“That is quite impossible, that has never been done before!”
“That is quite impossible, that has never been done before!” exclaims the opening line in Erich Salomon’s groundbreaking photo-essay book Famous Contemporaries In Unguarded Moments, first published in 1931.
Erich Salomon was not radically conservative. On the contrary, he and many of his Jewish family members died in Auschwitz as victims of the Nazi dictatorship. Salomon began his professional life as an attorney and turned to photojournalism only after the hyper-inflation of the early 1920s decimated his family fortune. Salomon found himself unemployed, however, his extensive social, professional and familial contacts allowed him to access elite political and social functions throughout Germany and abroad. With the help of his small and concealable Ermanox camera, Salomon discreetly photographed these events and sold his exclusive images to the major politically-mainstream illustrated magazines at home and the rest of Europe.
The three chapters of Salomon’s introduction, ‘The Struggle for the Possibility to Shoot Pictures’, ‘The Struggle to Shoot the Picture Itself’ and ‘The Struggle after the Shot’, describe all stages of photographic production as a struggle.
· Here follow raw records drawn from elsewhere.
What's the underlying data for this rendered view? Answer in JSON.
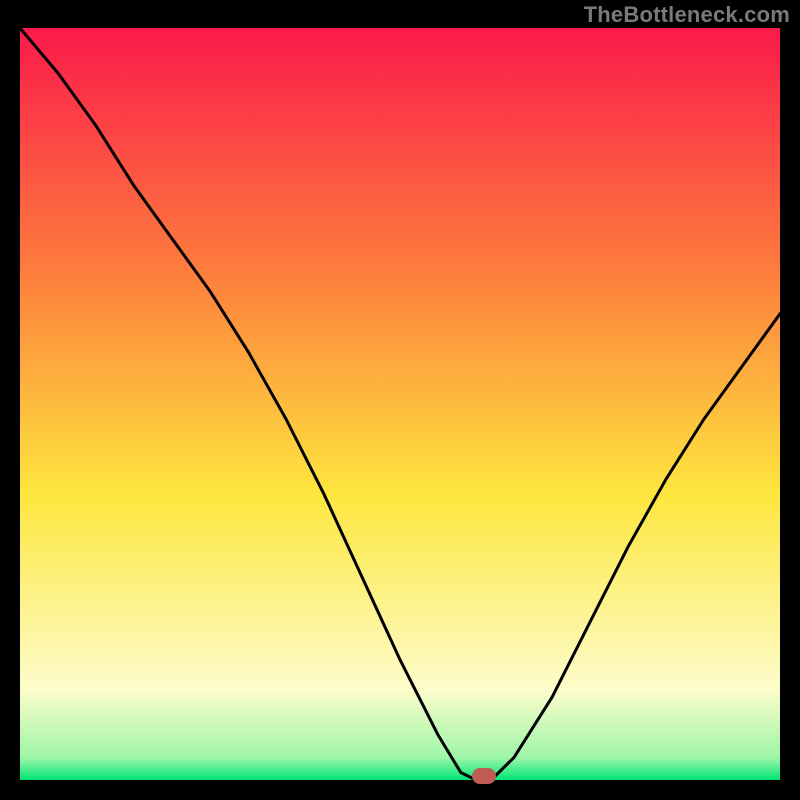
{
  "attribution": "TheBottleneck.com",
  "colors": {
    "gradient_top": "#fb1a4a",
    "gradient_mid_top": "#fd7f3d",
    "gradient_mid": "#fde63e",
    "gradient_low": "#fdfccb",
    "gradient_base": "#00e576",
    "background": "#000000",
    "curve": "#000000",
    "marker": "#be5b55"
  },
  "chart_data": {
    "type": "line",
    "title": "",
    "xlabel": "",
    "ylabel": "",
    "xlim": [
      0,
      100
    ],
    "ylim": [
      0,
      100
    ],
    "series": [
      {
        "name": "bottleneck-curve",
        "x": [
          0,
          5,
          10,
          15,
          20,
          25,
          30,
          35,
          40,
          45,
          50,
          55,
          58,
          60,
          62,
          65,
          70,
          75,
          80,
          85,
          90,
          95,
          100
        ],
        "y": [
          100,
          94,
          87,
          79,
          72,
          65,
          57,
          48,
          38,
          27,
          16,
          6,
          1,
          0,
          0,
          3,
          11,
          21,
          31,
          40,
          48,
          55,
          62
        ]
      }
    ],
    "annotations": [
      {
        "name": "optimal-marker",
        "x": 61,
        "y": 0.5
      }
    ]
  }
}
Sometimes this struggle involves mastering photographic technology in difficult conditions. At other times, it concerns photographers’ needs to defend themselves against accusations of copyright infringement and the invasion of privacy. In the final paragraph of ‘The Struggle after the Shot’, Salomon introduces a metaphor that defines photography as both a specific political act and a broader symbol of struggle, “Thus the photojournalist’s activity, if he wants to be more than a mere manual labourer, is a constant struggle, a struggle after the image, and as with hunting, he only gets the booty if he is possessed with the passion of the hunt for the image.” Regardless of the photographer’s personal politics, successful photography involves risk taking and circumvention of laws and societal norms.
Throughout the preface, where Salomon recounts the difficulties he encountered during attempts to photograph exclusive high-society functions, one English language sentence reappears several times-“That is quite impossible, that has never been done before”. This leitmotiv and Salomon’s responses to it reveal the right wing politico-aesthetic implications of photography. The sentence always comes from the mouths of bureaucrats who try to prevent Salomon from photographing private functions. Salomon details, for example, the objections he encountered when he tried to infiltrate and photograph elite English clubs. “ ‘That is quite impossible, that has never been done before!’ This is the sentence that was flung at me almost every time when, in early 1929, in the service of photojournalism, I attempted to illuminate with the camera the hitherto closed realm of English club and society life, the banquets with their medieval masters of ceremonies and similar things.”
Images 17a and 17b of Famous Contemporaries are exemplary moments of the candid photographer’s covert tactics. Salomon’s photographs expose politics as a kind of elite social club, in spite of his close personal connections with Weimar politicians and support for democracy. The photographs depict a ‘before and after’ sequence taken at 11pm and 1am during an evening session of the Second Hague Conference in January 1930. At this conference, European powers signed the Young Plan, one of the triumphs of Weimar democracy. Without the caption, however, one might easily mistake the tuxedoed men who surround a table littered with wine glasses and coffee cups as members of an elitist gentlemen’s club. Although the caption implies that their exhaustion in the second image arises from the prolonged negotiations, the photograph is more ambiguous. They could just as easily be tired from an evening of drunken revelry, paid for by unsuspecting taxpayers.
The relevance of Famous Contemporaries might seem unremarkable to the modern reader because today candid photographs of celebrities and catastrophes regularly fill newspaper and television screens. Yet one must remember that in Europe images of this kind were entirely new forms of photography because of the new technology. Now, as then, media fixation on violence, catastrophe or governmental instability is more than an objective record of important historical events.